Emre Kongar
Emre Kongar ekongar@cumhuriyet.com.tr Son Yazısı / Tüm Yazıları

Adalet ve ücretsiz konut

19 Mart 2023 Pazar

Bu sütundaki Pazar yazımı haksızlık ve hukuksuzluğa uğrayanları unutmadığımızı belirtmek için yazdığımı okurlarım bilir:

Hastaları, hamileleri, lohusaları, yaşlıları, bebekleri, çocukları...

Hem yaşlı, hem hasta, hem de haksız ve hukuksuz biçimde mahkûm edilmiş olan 28 Şubat mağdurlarını...

Demokratik direniş haklarını, kamu yararına kullanan Gezi Direnişi mağdurlarını...

Selahattin Demirtaş’ı ve Osman Kavala’yı...

Unutmadık!

Ama bugün 15 Mayıs 2023 sabahında kavuşacağımızı düşündüğüm umutla, hem Sosyal Devlet, hem de Hukuk Devleti kavramlarını ilişkilendiren bir yazı yazmak istiyorum.

***

Kılıçdaroğlu’nun ilk kitlesel eylemi, Ankara’dan İstanbul’a yaptığı “Adalet Yürüyüşü” idi.

Benim de bir bölümüne katıldığım bu yürüyüş 15 Haziran 2017’de Ankara’da Güvenpark’ta başladı ve 9 Temmuz 2017’de İstanbul Maltepe’de bitti.

Bu yürüyüş, toplumun dikkatini “Şahsım Rejimini” kuran ve bu eylemini Yargı Kurumu’nu kullanarak gerçekleştiren Erdoğan/AKP iktidarının adaletsizlikleri, haksızlıkları ve hukuksuzlukları üzerine çekmişti.

Yürüyüş sırasında Kılıçdaroğlu Sadi’nin adalet söylemini çok sık tekrarladı:

“İslam âlimlerinden Sadi Şirazi ‘Dünyanın bütün nehirleri, adalete susamış bir insanın susuzluğunu gidermeye yetmez’ der” dedi.

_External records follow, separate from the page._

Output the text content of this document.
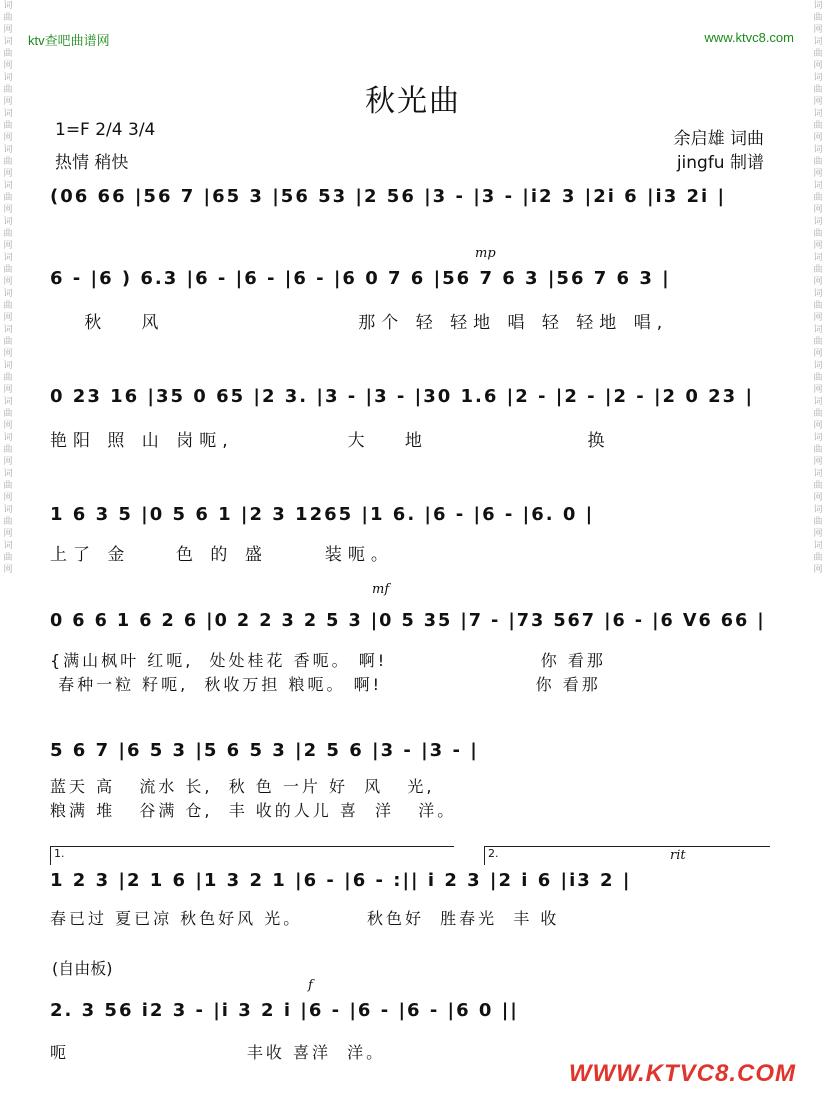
ktv查吧曲谱网	www.ktvc8.com
词曲网词曲网词曲网词曲网词曲网词曲网词曲网词曲网词曲网词曲网词曲网词曲网词曲网词曲网词曲网词曲网
词曲网词曲网词曲网词曲网词曲网词曲网词曲网词曲网词曲网词曲网词曲网词曲网词曲网词曲网词曲网词曲网
秋光曲
1=F 2/4 3/4
热情 稍快
余启雄 词曲
jingfu 制谱
(06 66 |56 7 |65 3 |56 53 |2 56 |3 - |3 - |i2 3 |2i 6 |i3 2i |
mp
6 - |6 ) 6.3 |6 - |6 - |6 - |6 0 7 6 |56 7 6 3 |56 7 6 3 |
秋   风                 那个 轻 轻地 唱 轻 轻地 唱,
0 23 16 |35 0 65 |2 3. |3 - |3 - |30 1.6 |2 - |2 - |2 - |2 0 23 |
艳阳 照 山 岗呃,          大   地              换
1 6 3 5 |0 5 6 1 |2 3 1265 |1 6. |6 - |6 - |6. 0 |
上了 金    色 的 盛     装呃。
mf
0 6 6 1 6 2 6 |0 2 2 3 2 5 3 |0 5 35 |7 - |73 567 |6 - |6 V6 66 |
{满山枫叶 红呃,  处处桂花 香呃。 啊!                   你 看那
春种一粒 籽呃,  秋收万担 粮呃。 啊!                   你 看那
5 6 7 |6 5 3 |5 6 5 3 |2 5 6 |3 - |3 - |
蓝天 高   流水 长,  秋 色 一片 好  风   光,
粮满 堆   谷满 仓,  丰 收的人儿 喜  洋   洋。
1.	2.	rit
1 2 3 |2 1 6 |1 3 2 1 |6 - |6 - :|| i 2 3 |2 i 6 |i3 2 |
春已过 夏已凉 秋色好风 光。        秋色好  胜春光  丰 收
(自由板)
f
2. 3 56 i2 3 - |i 3 2 i |6 - |6 - |6 - |6 0 ||
呃                      丰收 喜洋  洋。
WWW.KTVC8.COM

Kılıçdaroğlu, toplumun adaletsizlik konusundaki isyanını çok iyi yakalamıştı.

Nitekim sürekli olarak “Adalet” konusunu işlemeye devam etti...

Örneğin o yürüyüşten beş yıl sonra 14 Haziran 2022 tarihinde yaptığı konuşmada “Adalet Yürüyüşü”nü bugünlere de ışık tutacak bir eylem niteliğiyle, siyasal stratejisinin temeli olarak açıkladı.

“Bu ülkenin adaletsizliğe tahammülü yok artık.

Vatandaşın hakkını, hukukunu savunmak cürüm olmaya başladı.

Üreten çiftçinin alınterini, iş bekleyen üniversite mezununun hakkını hukukunu savunmak hata olmaya başladı.

Babaları mahpusta, anneleri mahpusta.

O çocukların hakkını savunmak kabahat olmaya başladı.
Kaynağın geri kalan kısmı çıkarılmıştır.